Ms. Sklar is one of 10 women who said they had endured assault or unwanted sexual attention from Mr. Rivera, The New York Times found. Even as some women have sounded warnings about Mr. Rivera — including two who were given payments by his organization that ensured their silence — his power and influence have only grown during New York’s worst homeless crisis in decades.

His organization, the Bronx Parent Housing Network, has received more than $274 million from the city to run homeless shelters and provide services just since 2017. The pandemic has intensified Mr. Rivera’s importance: As the coronavirus swept through the homeless population, the city gave his group $10 million to provide rooms where infected people could isolate and recover.

Women reported Mr. Rivera’s behavior to a state agency, a city hotline and, in one instance, the police. But he maintained his perch atop the organization.

One employee of the Bronx Parent Housing Network said that Mr.
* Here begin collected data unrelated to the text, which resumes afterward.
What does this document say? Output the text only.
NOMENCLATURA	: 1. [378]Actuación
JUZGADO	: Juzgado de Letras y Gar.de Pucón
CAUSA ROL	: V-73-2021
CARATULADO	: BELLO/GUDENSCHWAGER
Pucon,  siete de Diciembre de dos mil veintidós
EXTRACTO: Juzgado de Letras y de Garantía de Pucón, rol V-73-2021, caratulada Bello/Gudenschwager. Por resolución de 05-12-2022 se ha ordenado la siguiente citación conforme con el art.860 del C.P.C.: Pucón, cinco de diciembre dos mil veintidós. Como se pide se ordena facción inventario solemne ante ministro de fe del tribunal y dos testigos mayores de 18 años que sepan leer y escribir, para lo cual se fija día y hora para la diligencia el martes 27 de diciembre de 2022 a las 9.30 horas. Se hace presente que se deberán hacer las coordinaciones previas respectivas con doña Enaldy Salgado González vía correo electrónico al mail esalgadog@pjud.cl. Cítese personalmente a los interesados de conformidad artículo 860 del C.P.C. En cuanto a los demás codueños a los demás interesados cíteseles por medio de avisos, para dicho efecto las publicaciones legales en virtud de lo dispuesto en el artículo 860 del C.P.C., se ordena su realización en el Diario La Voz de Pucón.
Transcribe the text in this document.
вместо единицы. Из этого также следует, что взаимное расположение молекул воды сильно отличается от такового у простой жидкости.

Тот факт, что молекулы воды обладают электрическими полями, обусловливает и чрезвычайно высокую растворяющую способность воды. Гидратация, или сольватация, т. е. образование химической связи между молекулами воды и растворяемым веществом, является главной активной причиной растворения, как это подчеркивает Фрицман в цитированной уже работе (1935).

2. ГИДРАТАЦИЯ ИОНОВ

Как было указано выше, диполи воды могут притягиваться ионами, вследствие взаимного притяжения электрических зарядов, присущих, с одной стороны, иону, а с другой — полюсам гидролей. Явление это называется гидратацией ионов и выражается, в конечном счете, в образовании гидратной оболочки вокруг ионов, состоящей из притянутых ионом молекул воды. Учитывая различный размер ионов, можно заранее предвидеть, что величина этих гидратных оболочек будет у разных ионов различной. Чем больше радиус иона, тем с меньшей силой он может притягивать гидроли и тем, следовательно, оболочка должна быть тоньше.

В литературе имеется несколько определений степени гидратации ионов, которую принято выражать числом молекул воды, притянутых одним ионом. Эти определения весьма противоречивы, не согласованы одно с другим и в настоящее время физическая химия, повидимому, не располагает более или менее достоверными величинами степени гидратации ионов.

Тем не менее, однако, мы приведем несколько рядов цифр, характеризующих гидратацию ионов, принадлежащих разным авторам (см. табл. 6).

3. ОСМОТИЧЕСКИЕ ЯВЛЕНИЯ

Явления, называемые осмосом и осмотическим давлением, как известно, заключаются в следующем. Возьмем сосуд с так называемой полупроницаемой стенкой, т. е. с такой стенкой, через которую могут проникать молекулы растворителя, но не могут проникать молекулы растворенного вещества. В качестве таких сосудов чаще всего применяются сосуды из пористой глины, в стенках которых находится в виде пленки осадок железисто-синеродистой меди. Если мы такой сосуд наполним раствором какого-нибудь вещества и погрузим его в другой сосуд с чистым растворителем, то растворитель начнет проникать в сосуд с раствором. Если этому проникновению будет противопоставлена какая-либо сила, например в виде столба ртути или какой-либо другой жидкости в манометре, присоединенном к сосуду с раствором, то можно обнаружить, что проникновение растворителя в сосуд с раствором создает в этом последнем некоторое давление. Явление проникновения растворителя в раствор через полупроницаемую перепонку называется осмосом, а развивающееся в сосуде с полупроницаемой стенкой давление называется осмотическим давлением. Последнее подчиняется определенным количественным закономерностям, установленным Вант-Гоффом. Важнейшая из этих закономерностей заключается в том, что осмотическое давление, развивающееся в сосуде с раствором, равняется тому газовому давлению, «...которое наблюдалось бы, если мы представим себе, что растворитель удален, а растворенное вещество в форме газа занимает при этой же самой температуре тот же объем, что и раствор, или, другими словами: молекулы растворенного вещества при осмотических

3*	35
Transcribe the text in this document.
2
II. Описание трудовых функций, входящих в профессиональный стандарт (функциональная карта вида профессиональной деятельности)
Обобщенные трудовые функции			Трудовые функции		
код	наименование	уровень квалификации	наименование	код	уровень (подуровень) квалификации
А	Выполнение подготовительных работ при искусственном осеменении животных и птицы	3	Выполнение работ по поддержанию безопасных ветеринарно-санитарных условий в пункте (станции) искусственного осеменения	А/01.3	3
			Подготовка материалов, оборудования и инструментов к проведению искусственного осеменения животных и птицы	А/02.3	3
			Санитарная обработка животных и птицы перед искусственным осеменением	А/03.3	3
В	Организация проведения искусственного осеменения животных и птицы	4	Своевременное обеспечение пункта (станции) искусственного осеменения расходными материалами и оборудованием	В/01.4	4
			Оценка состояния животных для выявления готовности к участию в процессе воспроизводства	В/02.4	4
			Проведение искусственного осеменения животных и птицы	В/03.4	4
Rivera, the chief executive, forced her to give him oral sex in 2016 and then fired her, according to police records, interviews and other documents. In 2018, another employee accused Mr. Rivera of groping her and whispering sexual comments in her ear. After both women separately complained to a state human rights agency, the Bronx Parent Housing Network paid them a total of $175,000 in settlements that prohibited them from speaking publicly about their allegations, according to interviews and records reviewed by The Times.

Five of the women were living in Mr. Rivera’s homeless shelters, or had recently left, when Mr. Rivera approached them for sex, they said.